By Kenny Paul Smith
Being vegan, or better yet, eating a plant-based diet, is seriously hot right now, and has been for several years. As elegantly illustrated in the 2018 documentary, The Game Changers, it’s not only the ethical and environmentally responsible thing to do, it’s the smart thing to do for preserving, or even restoring, optimal health of one’s body, mind (and some would say) soul!
It’s not only elite athletes such as Nimai Delgado, the vegan body builder featured on the cover of Muscle & Fitness (and who appears as the banner pic for this post) who benefit from a vegan lifestyle. A whole-food plant-based (WFPB) lifestyle in particular has come to be associated with the remission and prevention of a landslide of lethal medical conditions – including the top 15 diseases with which most Americans suffer and die, such as heart and coronary disease, cancer, type II diabetes, and high blood pressure – leading otherwise cautious medical doctors and researchers to declare that eating plants rather than animals represents a scientifically-proven way “not to die”! Indeed, major figures in longevity research, such as Dr. David Sinclair of Harvard University Medical School, have identified a plant-based diet and intense physical exercise as major age-reversal pathways which, when coupled with other such pathways, could extend human lifespans to 120 years or more.
I myself switched to a WFPD diet some four years ago, as well as a daily regimen of intense exercise and other age-reversal strategies (e.g., cold and heat exposure, supplementation with DHA, mushroom-infused coffee, beat juice, creatine and NMN) and, quite frankly, the results thus far seem super-normal, from weight loss to drastically lowered cholesterol levels, increased strength and endurance, improved sleep, and overall a BA (biological age) decades lower than my CA (chronological age).
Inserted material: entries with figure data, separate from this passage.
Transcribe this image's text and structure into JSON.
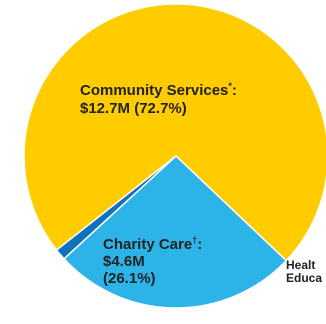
{
  "chart_data": {
    "type": "pie",
    "slices": [
      {
        "name": "Community Services",
        "marker": "*",
        "value_text": "$12.7M",
        "percent_text": "(72.7%)",
        "value": 12.7,
        "percent": 72.7,
        "color": "#FFCC00"
      },
      {
        "name": "Charity Care",
        "marker": "†",
        "value_text": "$4.6M",
        "percent_text": "(26.1%)",
        "value": 4.6,
        "percent": 26.1,
        "color": "#2CB4E8"
      },
      {
        "name": "Health Professions Education",
        "value": 0.2,
        "percent": 1.2,
        "color": "#1171BA"
      }
    ],
    "visible_labels": {
      "health_line1": "Healt",
      "health_line2": "Educa"
    }
  }
}
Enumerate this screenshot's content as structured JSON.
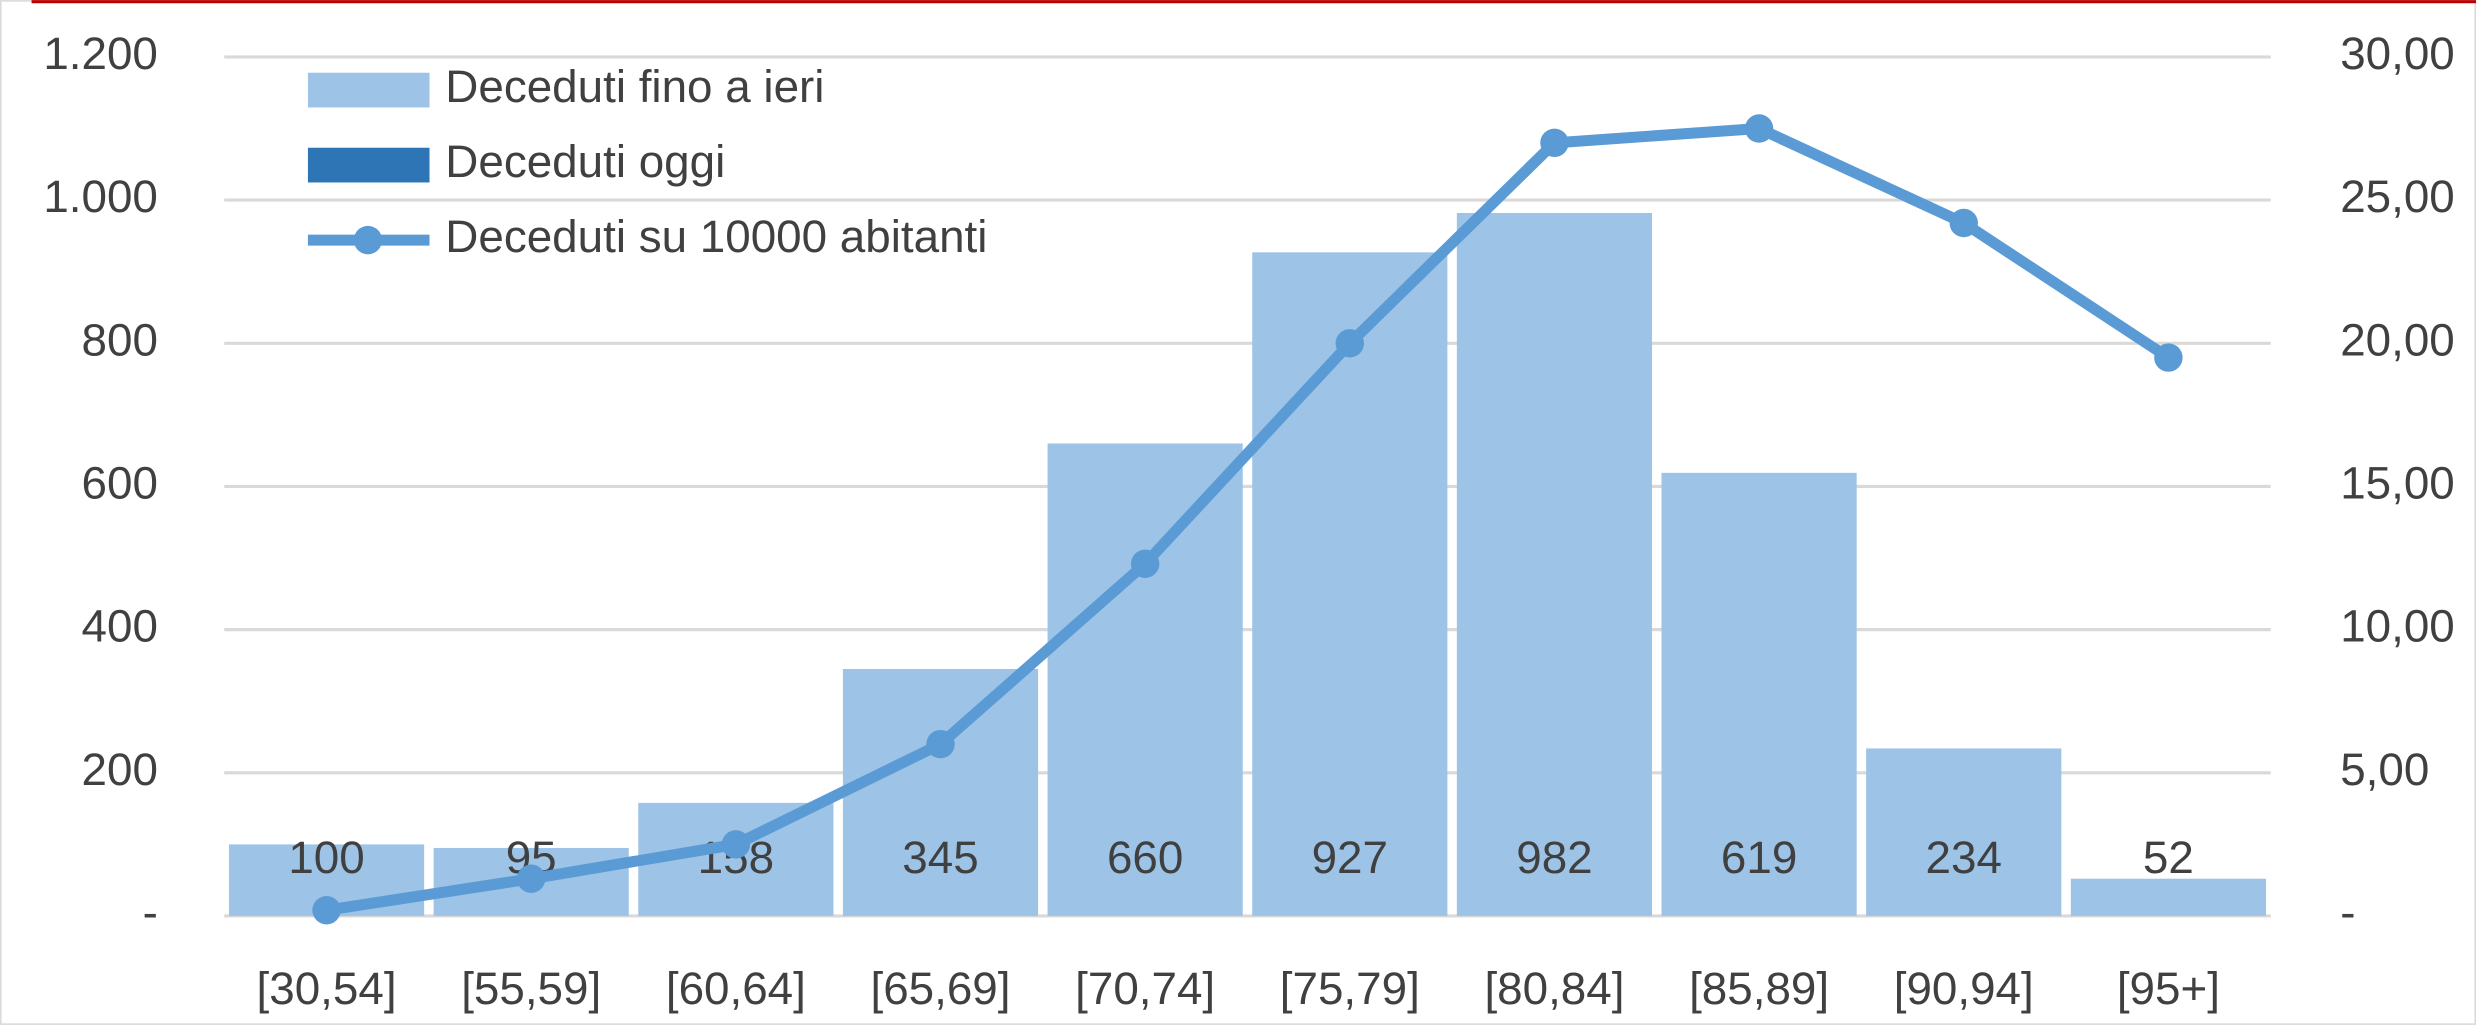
{
  "chart_data": {
    "type": "bar",
    "categories": [
      "[30,54]",
      "[55,59]",
      "[60,64]",
      "[65,69]",
      "[70,74]",
      "[75,79]",
      "[80,84]",
      "[85,89]",
      "[90,94]",
      "[95+]"
    ],
    "series": [
      {
        "name": "Deceduti fino a ieri",
        "color": "#9dc3e6",
        "values": [
          100,
          95,
          158,
          345,
          660,
          927,
          982,
          619,
          234,
          52
        ]
      },
      {
        "name": "Deceduti oggi",
        "color": "#2e75b6",
        "values": [
          0,
          0,
          0,
          0,
          0,
          0,
          0,
          0,
          0,
          0
        ]
      },
      {
        "name": "Deceduti su 10000 abitanti",
        "color": "#5b9bd5",
        "type": "line",
        "axis": "y2",
        "values": [
          0.2,
          1.3,
          2.5,
          6.0,
          12.3,
          20.0,
          27.0,
          27.5,
          24.2,
          19.5
        ]
      }
    ],
    "ylim": [
      0,
      1200
    ],
    "yticks": [
      {
        "value": 0,
        "label": "-"
      },
      200,
      400,
      600,
      800,
      {
        "value": 1000,
        "label": "1.000"
      },
      {
        "value": 1200,
        "label": "1.200"
      }
    ],
    "y2lim": [
      0,
      30
    ],
    "y2ticks": [
      {
        "value": 0,
        "label": "-"
      },
      {
        "value": 5,
        "label": "5,00"
      },
      {
        "value": 10,
        "label": "10,00"
      },
      {
        "value": 15,
        "label": "15,00"
      },
      {
        "value": 20,
        "label": "20,00"
      },
      {
        "value": 25,
        "label": "25,00"
      },
      {
        "value": 30,
        "label": "30,00"
      }
    ],
    "grid": true,
    "legend": "top-left"
  }
}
As someone who studies cultural systems in which human beings can become More, a kind of Human Being 2.0, it seems to me that this movement runs somewhat parallel to the role of the paranormal in our popular entertainment. As I’ve noted elsewhere, the films we’re most willing to shell out hard earned money to see gain and again abound in stories of human beings becoming More, as does the long history of religions, magical teachings and practices, and spiritualities. So, one might ask, why would we expected the modern day health subculture to be any different? If there is a difference, it is that religious systems offer super-normal stories and capacities (e.g., an eternal afterlife, powers to heal and perform miracles) in exchange for faithful belief and Hollywood films in exchange for dollars, wheres it is the cutting-edge sciences that are expanding our view of what the human is capable.
While I don’t think that super-normal health advances, even if they lead to greatly expanded lifespans and healthspans, are paranormal in the same way as are Near Death Experiences (NDEs), After Death Communications (ADCs), End of life Experiences (ELEs), and Precognitive Dreams, as these experiences seem to require us to postulate the existence of other dimensions and a kind of panpsychism (the theory that consciousness is fundamental to reality, and therefore present in everything). But looking at them as if they are highlights something important about the very notion of the paranormal. Namely, that it is entirely relative to what we currently know about the reality in which we live. If David Sinclair is correct and exceedingly healthy lifespans of 120+ years are just a few decades away, then once we have rounded that corner, it will quickly become our new normal, and dying at 80 will seem much as dying at 40 currently does to us, sadly before her/his time. That is, the super- will fall away.
The same could well happen with any manner of currently paranormal experiences. Conservative estimates suggest that 10%-20% of Americas (that’s 30-60 million people in our country alone) have reported NDEs, with higher percentages reporting ADCS and ELEs, and each of these are coming to be taken seriously by scholars and researchers. It may be that common recognition is also on the horizon, and when that time comes, the para- will drop away, as we come to realize that poets such as Walt Whitman were in essence correct, that “death (and indeed Reality) is different, and luckier, than what anyone supposes.”